To gain a deeper insight into the function of NTRC in metal ion homeostasis, we sought to analyze the effect of Fe deficiency and excess treatments on the ntrc mutant performance at the two developmental stages analyzed. For seedling treatments, WT and ntrc seeds were germinated and grown for 4 days under continuous light in a synthetic medium supplemented with 50 mM Fe-EDTA (Fe-control, sufficiency conditions), 100 mM ferrozine and no added Fe-EDTA (Fe-deficiency conditions) and 500 mM Fe-EDTA (Fe-excess conditions) (Figure 6A). To analyze the effect at adult stage, WT and ntrc plants grown for 21 days under short-day photoperiod and Fe-sufficient conditions (Fe-control) were transferred to Fe-control, Fe-deficiency or Fe-excess synthetic media and grown for 9 days. The photosynthetic parameters Fv/Fm, which reflects PSII stability, and quantum yield of PSII photochemistry (Y(II)) were determined as readouts of the treatments (Figure 6A-C).
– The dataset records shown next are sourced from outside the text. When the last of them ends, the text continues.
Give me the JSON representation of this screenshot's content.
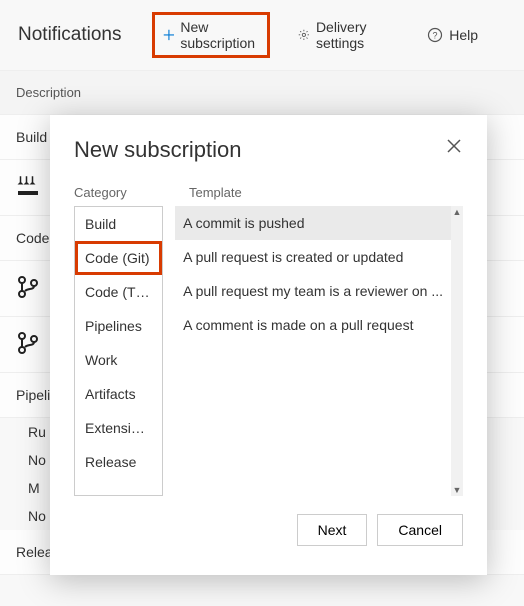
{
  "toolbar": {
    "title": "Notifications",
    "new_subscription": "New subscription",
    "delivery_settings": "Delivery settings",
    "help": "Help"
  },
  "section": {
    "description": "Description"
  },
  "groups": {
    "build": "Build",
    "code": "Code",
    "pipelines": "Pipelines",
    "release": "Release",
    "ru": "Ru",
    "no1": "No",
    "m": "M",
    "no2": "No"
  },
  "modal": {
    "title": "New subscription",
    "category_label": "Category",
    "template_label": "Template",
    "categories": [
      "Build",
      "Code (Git)",
      "Code (TFVC)",
      "Pipelines",
      "Work",
      "Artifacts",
      "Extension ...",
      "Release"
    ],
    "selected_category_index": 1,
    "templates": [
      "A commit is pushed",
      "A pull request is created or updated",
      "A pull request my team is a reviewer on ...",
      "A comment is made on a pull request"
    ],
    "selected_template_index": 0,
    "next": "Next",
    "cancel": "Cancel"
  }
}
The Fe deficiency treatment caused no significant differences in the levels of Fv/Fm either at adult or seedling stages of the WT and ntrc mutant (Figure 6A, B). However, the quantum yield of PSII (Y(II)) revealed a slight effect of this treatment at the adult stage in the ntrc mutant, which was more severe at the seedling stage (Figure 6A, C), hence indicating the sensitivity of the ntrc mutant to Fe deficiency, which is higher at early stages of development. The Fe excess treatment, which did not significantly affect the WT at the adult stage, caused slightly higher levels of Fv/Fm (Figure 6A, B), but no significant variation of Y(II) (Figure 6A, C) in adult ntrc plants. In contrast, this treatment had a severe effect on WT seedlings, as revealed by the lower levels of Fv/Fm (Figure 6A, B) and Y(II) (Figure 6A, C). Remarkably, the lack of NTRC triggered a significant tolerance to Fe excess at the seedling stage, as shown by the higher levels of Fv/Fm (Figure 6A, B) and Y(II) (Figure 6A, C) in seedlings of the ntrc mutant.
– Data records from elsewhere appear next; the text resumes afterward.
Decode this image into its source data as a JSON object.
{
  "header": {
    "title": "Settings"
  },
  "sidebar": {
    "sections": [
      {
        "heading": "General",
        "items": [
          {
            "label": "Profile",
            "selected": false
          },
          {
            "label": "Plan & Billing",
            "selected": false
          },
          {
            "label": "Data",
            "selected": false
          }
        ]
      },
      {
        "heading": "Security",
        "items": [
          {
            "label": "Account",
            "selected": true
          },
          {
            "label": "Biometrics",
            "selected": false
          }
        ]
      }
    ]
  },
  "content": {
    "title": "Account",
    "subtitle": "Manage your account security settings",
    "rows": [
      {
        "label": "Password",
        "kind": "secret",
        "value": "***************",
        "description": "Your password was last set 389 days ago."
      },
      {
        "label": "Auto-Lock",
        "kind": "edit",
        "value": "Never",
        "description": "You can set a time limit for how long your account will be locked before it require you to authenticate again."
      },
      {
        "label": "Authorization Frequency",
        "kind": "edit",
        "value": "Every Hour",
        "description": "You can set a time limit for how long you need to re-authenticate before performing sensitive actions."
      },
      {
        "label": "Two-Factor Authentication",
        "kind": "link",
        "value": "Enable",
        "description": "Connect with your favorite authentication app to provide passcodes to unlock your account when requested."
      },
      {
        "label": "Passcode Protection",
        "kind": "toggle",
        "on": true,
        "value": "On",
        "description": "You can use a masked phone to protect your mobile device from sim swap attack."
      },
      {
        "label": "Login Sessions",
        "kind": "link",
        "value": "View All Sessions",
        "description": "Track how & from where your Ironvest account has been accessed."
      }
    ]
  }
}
It is known that Fe excess may be potentially toxic for plants by triggering ROS formation by the Fenton reaction (Halliwell and Gutteridge 1992). Thus, the better performance of the ntrc mutant seedlings under Fe excess might be due to altered ROS homeostasis caused by the lack of NTRC. To test this possibility, seedlings of the WT and the ntrc mutant subjected to Fe excess and deficiency treatments were stained with NBT to detect the contents of superoxide anion (Figure 7A). No significant differences in NBT staining between the WT and ntrc mutant seedlings were observed under control conditions or in response to Fe deficiency; in contrast, the treatment with Fe excess caused higher levels of NBT staining, hence of superoxide anion, in WT, but not in the ntrc mutant seedlings (Figure 7B). Thus, Fe excess provoked oxidative stress in seedlings of the WT, but not of the ntrc mutant, suggesting that the alteration of ROS homeostasis caused by the absence of NTRC protects from the negative effects of Fe excess.

Finally, to further explore the impact of NTRC on metal ion homeostasis, a global ionomic analysis was performed in the WT and the ntrc mutant at the seedling and adult stages. As in the transcriptomic study (Figure S2), a principal component analysis clustered the WT and ntrc seedling samples, while the adult samples were found separately (Figure 8A), further confirming the different impact of the lack of NTRC in these developmental stages. Remarkably, despite the transcriptomic changes affecting genes involved in Fe homeostasis caused by the lack of NTRC, no significant differences in the contents of Fe in the WT and the ntrc mutant were detected either at adult (Figure 8B) or at seedling stages (Figure 8C). However, the lack of NTRC caused higher contents of Na, Cu and S, both at adult (Figure 8B) and seedling stages (Figure 8C), whereas the levels of K, which were higher in adult leaves of the ntrc mutant (Figure 8B), showed no significant differences in WT and ntrc mutant seedlings (Figure 8C). In contrast, opposite changes in the levels of Mn and P were detected in adult (Figure 8B) and seedlings (Figure 8C) of the ntrc mutant, as compared with the WT.